In Spain, during and after the Civil War, the concept of "Santa Intolerancia" - Holy Intolerance - was developed. It has been cast aside because it was applied, it has to be said, scandalously. But conceptually, it feels like an area of theology ripe for development.
What should our attitude be towards a government which tells us that gay couples can adopt children and bring them up? Intolerant, but in an intolerance imbued with Charity. What should our attitude be towards a government which tells us that non-Catholic families should not only be allowed to attend Catholic schools as of right, but that the school can't ask the parents to sign a document accepting the nature of the school to which their children will be sent? Intolerant, but in an intolerance imbued with Faith. What should our attitude be towards a government which tells us that abortion should be liberalised? Intolerant, but with an intolerance imbued with Hope.

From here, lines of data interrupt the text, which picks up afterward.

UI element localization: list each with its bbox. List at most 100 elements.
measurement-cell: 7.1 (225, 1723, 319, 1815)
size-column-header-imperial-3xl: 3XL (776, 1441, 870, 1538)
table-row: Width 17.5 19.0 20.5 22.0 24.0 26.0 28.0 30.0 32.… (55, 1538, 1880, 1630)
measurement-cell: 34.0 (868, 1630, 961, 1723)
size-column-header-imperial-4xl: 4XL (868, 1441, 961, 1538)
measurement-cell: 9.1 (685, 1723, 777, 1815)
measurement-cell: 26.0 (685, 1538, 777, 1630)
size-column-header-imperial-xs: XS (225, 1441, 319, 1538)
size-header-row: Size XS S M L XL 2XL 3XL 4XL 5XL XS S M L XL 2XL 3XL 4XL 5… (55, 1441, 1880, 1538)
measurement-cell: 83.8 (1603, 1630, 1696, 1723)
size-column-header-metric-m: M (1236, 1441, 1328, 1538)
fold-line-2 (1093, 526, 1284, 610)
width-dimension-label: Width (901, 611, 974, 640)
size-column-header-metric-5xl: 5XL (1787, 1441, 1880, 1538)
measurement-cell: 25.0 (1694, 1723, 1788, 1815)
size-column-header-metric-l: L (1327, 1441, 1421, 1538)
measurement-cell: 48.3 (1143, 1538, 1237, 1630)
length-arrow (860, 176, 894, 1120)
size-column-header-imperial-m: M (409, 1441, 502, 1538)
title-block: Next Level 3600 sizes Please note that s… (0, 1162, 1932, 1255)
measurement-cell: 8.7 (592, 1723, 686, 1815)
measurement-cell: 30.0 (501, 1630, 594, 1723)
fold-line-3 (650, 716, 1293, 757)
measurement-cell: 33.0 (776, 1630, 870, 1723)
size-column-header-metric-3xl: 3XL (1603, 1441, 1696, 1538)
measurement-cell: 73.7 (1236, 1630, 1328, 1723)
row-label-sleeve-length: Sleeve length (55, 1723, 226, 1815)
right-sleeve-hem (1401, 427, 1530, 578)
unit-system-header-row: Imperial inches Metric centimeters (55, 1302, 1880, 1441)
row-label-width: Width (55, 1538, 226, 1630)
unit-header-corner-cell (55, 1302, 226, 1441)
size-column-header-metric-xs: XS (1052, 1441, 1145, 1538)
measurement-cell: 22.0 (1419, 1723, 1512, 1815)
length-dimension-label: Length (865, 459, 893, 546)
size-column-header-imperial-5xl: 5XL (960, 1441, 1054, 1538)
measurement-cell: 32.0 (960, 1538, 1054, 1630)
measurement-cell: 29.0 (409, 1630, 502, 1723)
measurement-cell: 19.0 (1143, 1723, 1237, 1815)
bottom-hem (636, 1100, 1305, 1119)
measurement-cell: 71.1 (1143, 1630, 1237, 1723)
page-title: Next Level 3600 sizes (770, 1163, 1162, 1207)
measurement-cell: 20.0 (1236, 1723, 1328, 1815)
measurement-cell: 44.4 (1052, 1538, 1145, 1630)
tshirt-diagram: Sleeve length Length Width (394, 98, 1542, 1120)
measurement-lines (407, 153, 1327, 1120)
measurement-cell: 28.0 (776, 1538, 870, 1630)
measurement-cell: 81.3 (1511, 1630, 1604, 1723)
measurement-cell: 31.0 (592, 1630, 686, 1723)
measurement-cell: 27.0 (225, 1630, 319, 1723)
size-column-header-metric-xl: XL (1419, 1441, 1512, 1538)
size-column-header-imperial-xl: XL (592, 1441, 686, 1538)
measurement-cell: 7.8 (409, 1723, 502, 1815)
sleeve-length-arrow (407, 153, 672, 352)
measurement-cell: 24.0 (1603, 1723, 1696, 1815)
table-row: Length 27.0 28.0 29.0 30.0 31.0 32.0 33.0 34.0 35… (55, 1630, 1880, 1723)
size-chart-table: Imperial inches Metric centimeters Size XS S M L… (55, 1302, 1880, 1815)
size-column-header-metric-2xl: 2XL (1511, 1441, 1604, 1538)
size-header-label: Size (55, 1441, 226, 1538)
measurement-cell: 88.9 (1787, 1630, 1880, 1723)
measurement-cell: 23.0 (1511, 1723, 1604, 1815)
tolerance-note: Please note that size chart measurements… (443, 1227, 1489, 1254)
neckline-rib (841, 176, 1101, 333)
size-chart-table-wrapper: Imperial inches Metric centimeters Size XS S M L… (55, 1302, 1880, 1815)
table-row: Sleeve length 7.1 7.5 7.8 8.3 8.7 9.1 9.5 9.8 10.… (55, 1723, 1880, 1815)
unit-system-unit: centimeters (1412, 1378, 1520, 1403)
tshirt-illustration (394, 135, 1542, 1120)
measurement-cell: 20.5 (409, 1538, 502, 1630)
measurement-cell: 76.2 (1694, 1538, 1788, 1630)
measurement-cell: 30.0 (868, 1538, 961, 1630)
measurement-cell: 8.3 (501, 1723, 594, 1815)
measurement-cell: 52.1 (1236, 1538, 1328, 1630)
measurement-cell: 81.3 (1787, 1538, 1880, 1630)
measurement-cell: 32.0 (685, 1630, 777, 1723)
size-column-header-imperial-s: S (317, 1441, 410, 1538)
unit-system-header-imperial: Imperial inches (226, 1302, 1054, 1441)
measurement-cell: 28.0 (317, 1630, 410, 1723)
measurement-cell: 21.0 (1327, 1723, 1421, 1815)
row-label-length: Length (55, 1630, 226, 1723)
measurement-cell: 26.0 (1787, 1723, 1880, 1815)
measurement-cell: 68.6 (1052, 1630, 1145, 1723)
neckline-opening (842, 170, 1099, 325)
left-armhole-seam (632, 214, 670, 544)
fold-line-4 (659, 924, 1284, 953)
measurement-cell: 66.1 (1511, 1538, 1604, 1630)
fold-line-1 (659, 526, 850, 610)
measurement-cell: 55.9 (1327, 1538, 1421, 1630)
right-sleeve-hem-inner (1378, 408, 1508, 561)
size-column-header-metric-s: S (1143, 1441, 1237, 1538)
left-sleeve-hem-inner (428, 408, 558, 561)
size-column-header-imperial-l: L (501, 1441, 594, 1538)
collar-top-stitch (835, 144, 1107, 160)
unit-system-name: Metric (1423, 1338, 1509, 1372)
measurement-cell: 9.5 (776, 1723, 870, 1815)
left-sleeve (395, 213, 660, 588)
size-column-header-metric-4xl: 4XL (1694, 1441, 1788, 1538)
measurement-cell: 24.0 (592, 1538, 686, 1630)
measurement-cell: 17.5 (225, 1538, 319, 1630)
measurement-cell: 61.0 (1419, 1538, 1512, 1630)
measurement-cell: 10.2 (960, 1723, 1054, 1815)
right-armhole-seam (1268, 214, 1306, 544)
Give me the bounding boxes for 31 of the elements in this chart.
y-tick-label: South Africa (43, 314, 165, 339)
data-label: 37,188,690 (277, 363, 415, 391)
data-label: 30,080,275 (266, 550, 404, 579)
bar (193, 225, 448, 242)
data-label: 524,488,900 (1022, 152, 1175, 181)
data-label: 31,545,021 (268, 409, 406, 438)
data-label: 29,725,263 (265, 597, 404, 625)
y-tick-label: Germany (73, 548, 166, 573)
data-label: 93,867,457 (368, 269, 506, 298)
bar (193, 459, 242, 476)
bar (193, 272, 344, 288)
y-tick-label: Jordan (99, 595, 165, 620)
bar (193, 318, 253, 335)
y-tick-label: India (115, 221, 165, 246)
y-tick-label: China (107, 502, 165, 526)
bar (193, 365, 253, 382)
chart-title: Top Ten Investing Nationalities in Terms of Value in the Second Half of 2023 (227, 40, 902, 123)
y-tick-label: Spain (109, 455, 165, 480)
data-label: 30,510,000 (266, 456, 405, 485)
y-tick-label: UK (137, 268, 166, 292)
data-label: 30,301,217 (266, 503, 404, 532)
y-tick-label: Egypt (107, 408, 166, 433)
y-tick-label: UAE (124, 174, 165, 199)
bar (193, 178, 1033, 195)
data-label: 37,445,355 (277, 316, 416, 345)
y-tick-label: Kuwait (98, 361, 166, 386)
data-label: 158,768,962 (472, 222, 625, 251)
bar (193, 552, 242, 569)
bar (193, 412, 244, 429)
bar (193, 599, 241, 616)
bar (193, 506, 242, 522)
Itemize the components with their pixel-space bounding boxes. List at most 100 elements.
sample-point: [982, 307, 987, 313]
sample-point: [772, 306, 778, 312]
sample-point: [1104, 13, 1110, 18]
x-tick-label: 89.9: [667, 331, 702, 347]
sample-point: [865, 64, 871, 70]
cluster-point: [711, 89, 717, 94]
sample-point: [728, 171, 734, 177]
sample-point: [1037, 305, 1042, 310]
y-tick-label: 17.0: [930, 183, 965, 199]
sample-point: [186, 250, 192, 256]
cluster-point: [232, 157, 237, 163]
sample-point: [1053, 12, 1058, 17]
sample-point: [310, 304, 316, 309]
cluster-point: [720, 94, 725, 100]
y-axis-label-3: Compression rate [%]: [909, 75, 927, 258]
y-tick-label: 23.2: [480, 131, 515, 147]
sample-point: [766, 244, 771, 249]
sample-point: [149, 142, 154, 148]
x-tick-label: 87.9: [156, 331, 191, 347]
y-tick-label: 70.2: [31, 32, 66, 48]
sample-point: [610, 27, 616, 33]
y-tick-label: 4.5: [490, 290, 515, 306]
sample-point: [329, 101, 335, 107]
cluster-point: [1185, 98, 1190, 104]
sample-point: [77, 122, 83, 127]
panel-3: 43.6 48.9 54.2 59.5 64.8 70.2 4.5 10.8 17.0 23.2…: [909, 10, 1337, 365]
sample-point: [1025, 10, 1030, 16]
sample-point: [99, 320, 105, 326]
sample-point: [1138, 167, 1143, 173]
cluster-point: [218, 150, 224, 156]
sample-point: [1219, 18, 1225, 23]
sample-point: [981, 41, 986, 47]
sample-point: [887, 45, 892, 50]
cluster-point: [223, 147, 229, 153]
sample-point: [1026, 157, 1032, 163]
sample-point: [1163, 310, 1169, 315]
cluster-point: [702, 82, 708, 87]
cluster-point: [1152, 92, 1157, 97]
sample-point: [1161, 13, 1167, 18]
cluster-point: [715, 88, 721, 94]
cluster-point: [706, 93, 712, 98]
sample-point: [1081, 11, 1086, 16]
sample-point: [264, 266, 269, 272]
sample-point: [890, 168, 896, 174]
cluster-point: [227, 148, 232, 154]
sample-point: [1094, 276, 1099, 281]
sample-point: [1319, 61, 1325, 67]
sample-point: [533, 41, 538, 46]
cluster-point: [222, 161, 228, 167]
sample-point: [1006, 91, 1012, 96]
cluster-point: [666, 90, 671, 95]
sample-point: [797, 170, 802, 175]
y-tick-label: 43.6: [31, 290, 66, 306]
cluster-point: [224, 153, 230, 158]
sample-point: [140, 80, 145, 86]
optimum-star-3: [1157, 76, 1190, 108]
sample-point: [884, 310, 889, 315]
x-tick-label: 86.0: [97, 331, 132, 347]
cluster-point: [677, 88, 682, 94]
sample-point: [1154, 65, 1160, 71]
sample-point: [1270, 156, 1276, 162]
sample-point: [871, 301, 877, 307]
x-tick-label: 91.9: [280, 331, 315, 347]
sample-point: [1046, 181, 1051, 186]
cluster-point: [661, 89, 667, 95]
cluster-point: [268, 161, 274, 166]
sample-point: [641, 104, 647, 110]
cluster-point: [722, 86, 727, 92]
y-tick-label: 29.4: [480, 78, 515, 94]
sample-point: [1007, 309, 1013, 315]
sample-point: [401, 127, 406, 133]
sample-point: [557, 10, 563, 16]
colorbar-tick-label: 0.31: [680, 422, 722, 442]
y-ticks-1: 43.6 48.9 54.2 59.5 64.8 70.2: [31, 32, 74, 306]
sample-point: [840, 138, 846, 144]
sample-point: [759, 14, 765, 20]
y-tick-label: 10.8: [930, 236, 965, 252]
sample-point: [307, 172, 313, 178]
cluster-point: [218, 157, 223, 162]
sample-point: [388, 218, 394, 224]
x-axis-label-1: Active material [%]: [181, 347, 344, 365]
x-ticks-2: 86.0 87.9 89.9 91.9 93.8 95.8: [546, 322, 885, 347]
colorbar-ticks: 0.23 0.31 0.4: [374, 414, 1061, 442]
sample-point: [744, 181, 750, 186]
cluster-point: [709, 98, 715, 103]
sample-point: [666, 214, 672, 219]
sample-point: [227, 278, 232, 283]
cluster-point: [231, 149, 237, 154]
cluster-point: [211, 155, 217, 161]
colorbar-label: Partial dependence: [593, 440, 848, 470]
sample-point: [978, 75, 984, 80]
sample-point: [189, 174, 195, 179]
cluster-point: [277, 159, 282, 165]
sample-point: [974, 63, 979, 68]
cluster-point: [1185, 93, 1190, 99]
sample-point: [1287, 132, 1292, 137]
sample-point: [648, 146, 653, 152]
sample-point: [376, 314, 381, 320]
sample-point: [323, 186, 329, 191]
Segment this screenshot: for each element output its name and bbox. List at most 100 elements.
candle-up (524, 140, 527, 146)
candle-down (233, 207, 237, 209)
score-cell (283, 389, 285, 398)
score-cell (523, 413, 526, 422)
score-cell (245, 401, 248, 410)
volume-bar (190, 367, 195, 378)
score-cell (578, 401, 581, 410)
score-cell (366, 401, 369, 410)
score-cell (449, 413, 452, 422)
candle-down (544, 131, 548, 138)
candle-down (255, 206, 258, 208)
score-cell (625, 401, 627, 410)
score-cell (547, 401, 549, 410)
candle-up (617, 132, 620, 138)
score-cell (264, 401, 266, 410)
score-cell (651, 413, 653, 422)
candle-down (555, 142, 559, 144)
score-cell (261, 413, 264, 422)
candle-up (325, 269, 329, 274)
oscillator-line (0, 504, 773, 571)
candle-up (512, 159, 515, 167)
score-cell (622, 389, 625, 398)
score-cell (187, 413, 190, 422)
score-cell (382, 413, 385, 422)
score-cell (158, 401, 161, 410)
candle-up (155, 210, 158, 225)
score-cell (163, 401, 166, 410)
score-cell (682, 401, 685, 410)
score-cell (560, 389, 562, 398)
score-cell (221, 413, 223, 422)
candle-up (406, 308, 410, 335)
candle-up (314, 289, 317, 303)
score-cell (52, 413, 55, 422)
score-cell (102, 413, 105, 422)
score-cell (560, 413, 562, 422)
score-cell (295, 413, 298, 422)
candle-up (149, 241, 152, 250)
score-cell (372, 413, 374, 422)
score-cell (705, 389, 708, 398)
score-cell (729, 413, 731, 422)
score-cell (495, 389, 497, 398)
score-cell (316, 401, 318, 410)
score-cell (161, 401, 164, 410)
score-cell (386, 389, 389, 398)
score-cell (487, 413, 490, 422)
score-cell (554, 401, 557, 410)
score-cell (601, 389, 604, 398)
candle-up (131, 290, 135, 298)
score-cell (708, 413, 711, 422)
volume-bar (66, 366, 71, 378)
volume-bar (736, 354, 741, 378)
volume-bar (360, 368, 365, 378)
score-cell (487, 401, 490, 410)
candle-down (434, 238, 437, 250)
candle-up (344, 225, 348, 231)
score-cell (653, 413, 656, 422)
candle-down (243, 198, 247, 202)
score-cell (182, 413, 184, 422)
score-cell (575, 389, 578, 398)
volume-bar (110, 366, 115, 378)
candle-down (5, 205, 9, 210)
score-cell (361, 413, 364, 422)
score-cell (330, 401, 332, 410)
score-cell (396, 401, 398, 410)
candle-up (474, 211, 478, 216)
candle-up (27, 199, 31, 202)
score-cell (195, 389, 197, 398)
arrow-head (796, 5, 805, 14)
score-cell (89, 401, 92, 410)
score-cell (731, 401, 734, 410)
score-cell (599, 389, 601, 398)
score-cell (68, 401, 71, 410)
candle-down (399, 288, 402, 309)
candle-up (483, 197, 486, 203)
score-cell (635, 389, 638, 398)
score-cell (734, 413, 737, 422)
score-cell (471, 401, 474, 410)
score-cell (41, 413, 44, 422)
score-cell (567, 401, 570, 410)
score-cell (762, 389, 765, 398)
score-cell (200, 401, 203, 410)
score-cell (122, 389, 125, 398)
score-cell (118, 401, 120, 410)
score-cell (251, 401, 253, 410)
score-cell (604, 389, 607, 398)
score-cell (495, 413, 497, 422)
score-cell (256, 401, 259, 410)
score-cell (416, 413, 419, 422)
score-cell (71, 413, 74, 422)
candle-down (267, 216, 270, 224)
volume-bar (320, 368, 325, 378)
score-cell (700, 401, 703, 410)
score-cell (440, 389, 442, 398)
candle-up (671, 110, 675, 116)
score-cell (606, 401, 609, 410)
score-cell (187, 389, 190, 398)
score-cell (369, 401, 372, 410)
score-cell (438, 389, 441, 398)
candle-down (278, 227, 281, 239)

These thoughts are inspired by Fr Dwight Longenecker's posting on "Tolerance and Tyranny", a short meditation on what the Pope means by "the Dictatorship of Relativism". It strikes me that in the West our inculturisation to the secular world has come to mean accepting tolerance as a supreme virtue. Fr Dwight quotes Chestertom: "Tolerance is a nice word for indifference and indifference is an elegant word for ignorance".
I have taken this far further than Fr Dwight probably would want to go, but I think that the time for a bit of properly theologically founded Intolerance might be a better response to what my friend Moretben (from http://theundercroft.blogspot.com/) described, in another place, as what certainly feels to me like "an attack on the Mystical Body". My first thought was that the Scottish Cardinal's statement that he would simply ignore the SORS legislation, and wait for Catholic adoption agencies in Scotland to be hauled before the courts, left us open to a government "divide and rule" policy. I'm beginning to think that I was wrong, and that he has got it right: let us be wholly intolerant (and "holy intolerant" - let's not make the Spanish mistake) of attacks on our core beliefs.